Basically, we've retired the "zoomed-in" version of our chart tracking the change in the growth rates of trailing year dividends per share, which define the realistic future expectations for earnings, and the daily and 20-day moving average of S&P 500 stock prices and introduced the full "zoomed-out" version of the chart! Now, you can see everything that we currently see when we peer into our crystal ball! And, as an additional bonus, the expected future for the S&P 500's dividends per share in the first quarter of 2014 has stopped being an unknown wild card element and has crystallized into sharp relief.
Here's how to read the chart. First, we see that investors are still focused on 2013-Q2 in setting the pace by which stock prices are changing, which we observe in the continuing convergence between both the daily and 20-day moving average of the S&P 500's index value with the expected change in the growth rate for the index dividends per share for this current quarter.
Since these values are both still below the level set by 2013-Q2's dividends per share, we can expect stock prices to continue rising in the near term. However that rally will tend toward stalling out as the gap between stock prices and expected future dividends closes up, as it is increasingly unlikely that S&P 500 companies will announce additional dividend increases that might have a noticeable effect upon dividend futures or stock prices before that quarter ends in June 2013.
(click to enlarge) In the absence of significant noise events in the market, that convergence will continue until investors shift their focus in setting stock prices toward a more distant point of time in the future.
There are three alternate and parallel futures from which investors might choose. In two of those three possible futures, represented by the dividend futures for 2013-Q3 and 2013-Q4, stock prices can be expected to fall rather dramatically, with a more severe correction in stock prices occurring should investors become focused upon the fourth quarter of 2013.

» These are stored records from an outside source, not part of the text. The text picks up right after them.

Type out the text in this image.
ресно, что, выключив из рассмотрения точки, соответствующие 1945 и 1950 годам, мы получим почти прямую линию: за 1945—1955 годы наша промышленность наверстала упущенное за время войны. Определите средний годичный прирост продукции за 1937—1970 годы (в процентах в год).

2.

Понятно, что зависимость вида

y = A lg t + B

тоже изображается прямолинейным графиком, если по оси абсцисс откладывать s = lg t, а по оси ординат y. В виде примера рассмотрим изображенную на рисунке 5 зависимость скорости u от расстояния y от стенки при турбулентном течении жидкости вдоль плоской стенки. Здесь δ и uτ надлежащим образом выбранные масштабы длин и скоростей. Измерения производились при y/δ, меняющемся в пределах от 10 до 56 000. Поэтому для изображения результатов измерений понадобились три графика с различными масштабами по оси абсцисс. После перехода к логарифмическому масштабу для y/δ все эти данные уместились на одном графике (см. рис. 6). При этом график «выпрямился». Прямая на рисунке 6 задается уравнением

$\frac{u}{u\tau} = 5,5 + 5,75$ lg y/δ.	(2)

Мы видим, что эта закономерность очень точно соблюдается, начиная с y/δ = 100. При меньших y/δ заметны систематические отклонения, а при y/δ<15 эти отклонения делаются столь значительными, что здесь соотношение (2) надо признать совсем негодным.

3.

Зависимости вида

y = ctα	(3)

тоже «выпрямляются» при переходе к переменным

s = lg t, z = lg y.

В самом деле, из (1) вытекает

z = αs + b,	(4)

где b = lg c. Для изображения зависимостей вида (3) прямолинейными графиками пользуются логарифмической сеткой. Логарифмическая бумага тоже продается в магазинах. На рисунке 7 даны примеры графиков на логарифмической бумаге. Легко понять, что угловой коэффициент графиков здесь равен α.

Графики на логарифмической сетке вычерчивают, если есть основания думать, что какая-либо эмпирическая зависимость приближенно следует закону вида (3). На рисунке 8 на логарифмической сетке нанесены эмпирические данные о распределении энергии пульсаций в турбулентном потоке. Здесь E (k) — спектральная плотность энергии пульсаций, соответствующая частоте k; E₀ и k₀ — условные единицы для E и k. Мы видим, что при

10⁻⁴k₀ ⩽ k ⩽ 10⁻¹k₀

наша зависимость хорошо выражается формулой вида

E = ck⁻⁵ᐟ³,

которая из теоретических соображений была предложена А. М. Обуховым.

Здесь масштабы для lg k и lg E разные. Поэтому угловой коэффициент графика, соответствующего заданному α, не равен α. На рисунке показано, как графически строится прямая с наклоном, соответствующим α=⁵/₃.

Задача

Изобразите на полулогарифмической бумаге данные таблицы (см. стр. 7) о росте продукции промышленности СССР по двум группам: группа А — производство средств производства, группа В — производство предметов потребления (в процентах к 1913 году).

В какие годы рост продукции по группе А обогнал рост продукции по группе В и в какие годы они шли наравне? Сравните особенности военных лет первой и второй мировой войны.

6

The third alternative future for stock prices would be the more positive future indicated by the available dividend futures for the first quarter of 2014 - if investors were to suddenly focus on 2014-Q1 today, stock prices would rise rapidly.
Unfortunately, it is unlikely that investors will suddenly focus on 2014-Q1 without having first focused upon either 2013-Q3 or 2013-Q4. Our comments in our chart above indicate the basic sequence that we expect the market will follow.
As for when the shift in focus might occur, June 21, 2013, would mark the very latest that we would expect investors to be able to sustain their forward-looking focus on 2013-Q2 in setting stock prices, as this is the date the futures contract covering the S&P 500's dividends for 2013-Q2 will expire. The likelihood of a shift in the forward-looking focus of investors is presently increasing with each passing day, and it is extremely likely that the shift will occur in the weeks before June 21, 2013.
As always, the potential for noise events to significantly affect stock prices without warning remains a factor, and a noise event of moderate impact could well trigger the shift in focus in how investors fundamentally set stock prices.
The Federal Reserve's quantitative easing programs remain a wild card element. Here, should the Fed act to dramatically change the rate of acquisition of U.S. government and government supported enterprise-issued securities, we would expect stock prices to react, with stock prices moving in the direction of the change. At present, the Fed's current QE program is having little to no impact on stock prices.